Pytany o rozdawanie przez wspierającego Trumpa miliardera Elona Muska milionów dolarów dla wyborców w kluczowych stanach, Biden ocenił, że jest to "zupełnie nieodpowiednie". W poniedziałek pozew w tej sprawie złożyła prokuratura okręgowa w Filadelfii, a wcześniej prokuratura federalna ostrzegła Muska, że proceder może łamać prawo wyborcze.
Został też zapytany o wysłanie przez Koreę Północną tysięcy żołnierzy do Rosji, prawdopodobnie w celu walki z Ukrainą. Biden ocenił, że jest to "bardzo niebezpieczne" i zdawał się krytykować domniemane ukryte kontakty Trumpa z Putinem.
- Sam pomysł, że oponent Kamali (Harris) rozmawia z Putinem i dyskutuje o tym, co powinno się zrobić... - powiedział Biden, nie kończąc zdania.
O tym, że Trump kilkakrotnie potajemnie rozmawiał z Putinem po opuszczeniu Białego Domu, napisał w swojej książce "War" dziennikarz Bob Woodward. Sztab Trumpa i Kreml zaprzeczały, by takie rozmowy prowadzono, lecz sam Trump powiedział jedynie, że nie będzie tego komentował, dodając, że gdyby rozmawiał z Putinem, to byłaby "mądra rzecz".
Amerykanie korzystają z możliwości wczesnego głosowania
Biden jest jednym z ponad 44 milionów Amerykanów, którzy skorzystali już z możliwości wczesnego głosowania.
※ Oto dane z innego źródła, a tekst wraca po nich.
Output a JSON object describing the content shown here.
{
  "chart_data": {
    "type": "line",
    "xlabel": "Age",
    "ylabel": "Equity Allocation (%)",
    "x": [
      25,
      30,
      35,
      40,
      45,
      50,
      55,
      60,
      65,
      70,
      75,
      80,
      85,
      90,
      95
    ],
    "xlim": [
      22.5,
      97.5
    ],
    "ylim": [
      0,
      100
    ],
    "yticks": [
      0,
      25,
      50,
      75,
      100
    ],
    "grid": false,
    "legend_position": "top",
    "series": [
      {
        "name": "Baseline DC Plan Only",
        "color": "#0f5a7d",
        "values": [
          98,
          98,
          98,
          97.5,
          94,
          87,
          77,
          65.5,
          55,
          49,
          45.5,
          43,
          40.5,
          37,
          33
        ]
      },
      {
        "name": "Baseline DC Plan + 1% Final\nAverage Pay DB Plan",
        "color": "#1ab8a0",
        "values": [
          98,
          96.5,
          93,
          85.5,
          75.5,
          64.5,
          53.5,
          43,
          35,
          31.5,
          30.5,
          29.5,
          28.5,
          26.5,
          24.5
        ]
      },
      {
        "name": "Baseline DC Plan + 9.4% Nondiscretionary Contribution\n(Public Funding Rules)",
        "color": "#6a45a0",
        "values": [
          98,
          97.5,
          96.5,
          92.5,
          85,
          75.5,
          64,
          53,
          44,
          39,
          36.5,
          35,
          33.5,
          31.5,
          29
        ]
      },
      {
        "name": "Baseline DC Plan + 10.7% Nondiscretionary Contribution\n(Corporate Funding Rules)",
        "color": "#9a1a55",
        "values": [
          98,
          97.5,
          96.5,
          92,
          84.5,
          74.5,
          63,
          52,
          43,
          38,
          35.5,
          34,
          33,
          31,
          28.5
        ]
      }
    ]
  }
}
Wniosek o skorzystanie z takiej możliwości - osobiście lub korespondencyjnie - złożyło 60 milionów osób. W rekordowym 2020 roku, gdy trwała pandemia COVID-19 - w ten sposób zagłosowało 101 milionów z ponad 150 milionów uczestników wyborów. Tym razem proporcja ta prawdopodobnie będzie mniejsza, mimo że do wczesnego głosowania zachęcały obie partie. Cztery lata wcześniej republikanie zniechęcali swoich wyborców do tej metody.